Over 35,000 pensioners hit by cuts of up to €1,500, says report

State pension changes cut money for thousands, claims Age Action

According to a report from Age Action, more than 35,000 pensioners had their pensions cut because of changes introduced to the eligibility criteria for the contributory State pension in 2012. Photograph: Bryan O’Brien

According to a report from Age Action, more than 35,000 pensioners had their pensions cut because of changes introduced to the eligibility criteria for the contributory State pension in 2012. Photograph: Bryan O’Brien

 

More than 35,000 people, two-thirds of whom are women, have had their State pensions cut by as much as €1,500 a year as a result of changes introduced in 2012.

According to a new report from Age Action, the body which promotes positive ageing, more than 35,000 pensioners had their pensions cut because of changes introduced to the eligibility criteria for the contributory State pension in 2012. While those entitled to a full pension have been unaffected by the changes, many of those who would have been in line for smaller pensions lost out.

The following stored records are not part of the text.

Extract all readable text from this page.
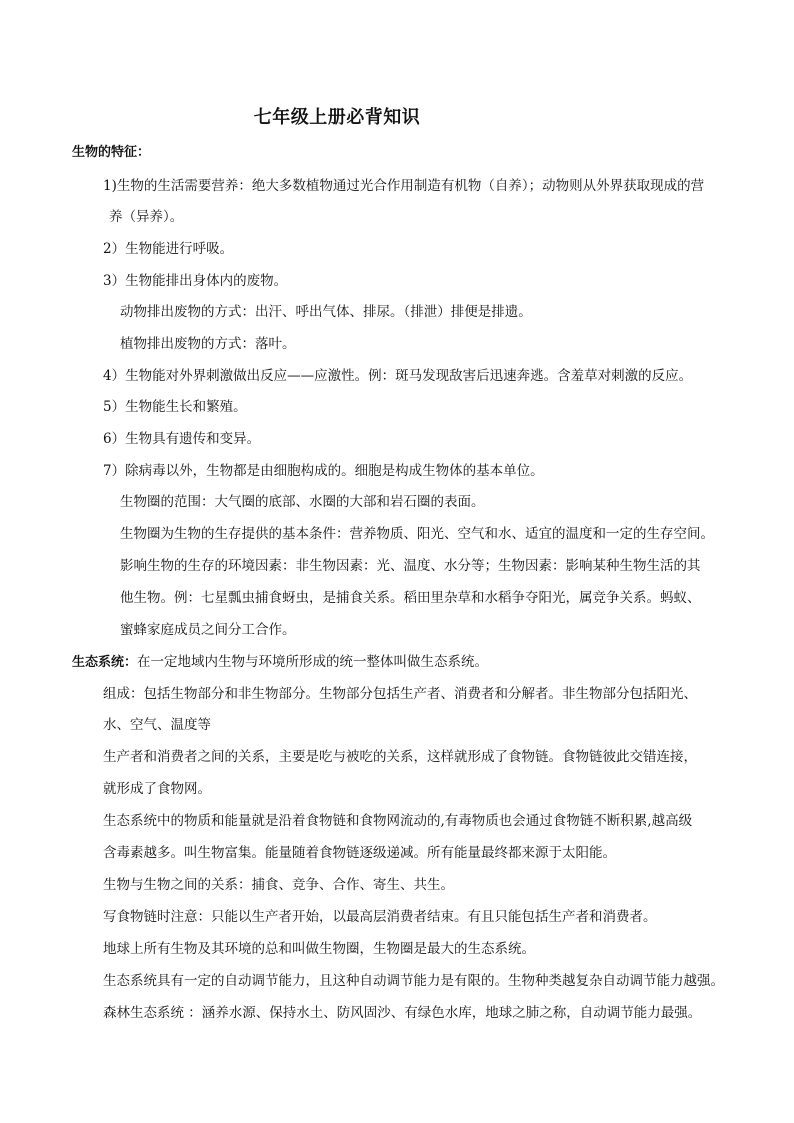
七年级上册必背知识
生物的特征：
1)生物的生活需要营养：绝大多数植物通过光合作用制造有机物（自养）；动物则从外界获取现成的营
养（异养）。
2）生物能进行呼吸。
3）生物能排出身体内的废物。
动物排出废物的方式：出汗、呼出气体、排尿。（排泄）排便是排遗。
植物排出废物的方式：落叶。
4）生物能对外界刺激做出反应——应激性。例：斑马发现敌害后迅速奔逃。含羞草对刺激的反应。
5）生物能生长和繁殖。
6）生物具有遗传和变异。
7）除病毒以外，生物都是由细胞构成的。细胞是构成生物体的基本单位。
生物圈的范围：大气圈的底部、水圈的大部和岩石圈的表面。
生物圈为生物的生存提供的基本条件：营养物质、阳光、空气和水、适宜的温度和一定的生存空间。
影响生物的生存的环境因素：非生物因素：光、温度、水分等；生物因素：影响某种生物生活的其
他生物。例：七星瓢虫捕食蚜虫，是捕食关系。稻田里杂草和水稻争夺阳光，属竞争关系。蚂蚁、
蜜蜂家庭成员之间分工合作。
生态系统：在一定地域内生物与环境所形成的统一整体叫做生态系统。
组成：包括生物部分和非生物部分。生物部分包括生产者、消费者和分解者。非生物部分包括阳光、
水、空气、温度等
生产者和消费者之间的关系，主要是吃与被吃的关系，这样就形成了食物链。食物链彼此交错连接，
就形成了食物网。
生态系统中的物质和能量就是沿着食物链和食物网流动的,有毒物质也会通过食物链不断积累,越高级
含毒素越多。叫生物富集。能量随着食物链逐级递减。所有能量最终都来源于太阳能。
生物与生物之间的关系：捕食、竞争、合作、寄生、共生。
写食物链时注意：只能以生产者开始，以最高层消费者结束。有且只能包括生产者和消费者。
地球上所有生物及其环境的总和叫做生物圈，生物圈是最大的生态系统。
生态系统具有一定的自动调节能力，且这种自动调节能力是有限的。生物种类越复杂自动调节能力越强。
森林生态系统 ：涵养水源、保持水土、防风固沙、有绿色水库，地球之肺之称，自动调节能力最强。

“We need to put to bed the myth that the State pension was protected by the last government. It was cut, drastically cut, for tens of thousands of older people who have lost substantial sums of money as a result,” says Justin Moran, head of advocacy and communications at Age Action.

Back in 2012, the government changed the eligibility criteria for a full pension, which will be paid at a rate of €235 a week from March 2017, making it more difficult for people with irregular PRSI contributions to get a decent pension. At the time, the government argued that the changes were necessary to protect “core payments” and ensure sustainability of the State pension. However, one side effect of the changes has been to diminish the entitlements of some 36,000 pensioners.

Anomalies

The changes mean that someone who briefly worked in the 1960s, and then went back to work in 2000, is entitled to a far smaller State pension than someone of the same age who just started work for the first time in 2000.

Under the old system, if you had an average of 20 PRSI contributions a year, you would be entitled to payment of €228.70. But after 2012, this dropped to €198.60, a cut of more of more than €30 each week. Women, who historically would have spent more time out of the workforce, either as a result of the marriage bar – which only ended in 1973 – or to raise their families, have been particularly hit by the changes.

Figures from Age Action show that 22,248 women, or 62 per cent of the total 36,000 who have been affected by the changes, are women. Unsurprisingly then, the figures also show that females account for just 21 per cent of those who receive the full-rate contributory pension – to qualify for a full contributory pension, you now need 48 or more yearly contributions.

The situation is compounded by the so-called “averaging rule”, which means that entitlement to a pension is calculated by the number of PRSI contributions a worker has made, divided by the number of years between her first day of work and her retirement.

Homemaker’s scheme

“This means that someone who worked for a few months in the 1960s and then went back to work in 2000, gets a far smaller pension than someone of the same age who just started work in 2000,” says Mr Moran.

While the Homemaker’s scheme, which provides a disregard of up to 20 years for time spent away from the workforce, partly addresses the gap, it only applies from 1994.

“Because the current generation of pensioners get no benefit from the Homemaker’s scheme, it makes it difficult for them to qualify for a full State pension,” says Mr Moran.

To address the shortfalls, Age Action is calling on Minister for Social Protection Leo Varadkar to make a number of changes, including removing the band changes and backdate these; backdate the Homemakers’ Scheme to ensure all women retiring from now on and who cared for children will benefit; and include gender disaggregation on the levels of payments under all State pension schemes in annual statistical reports.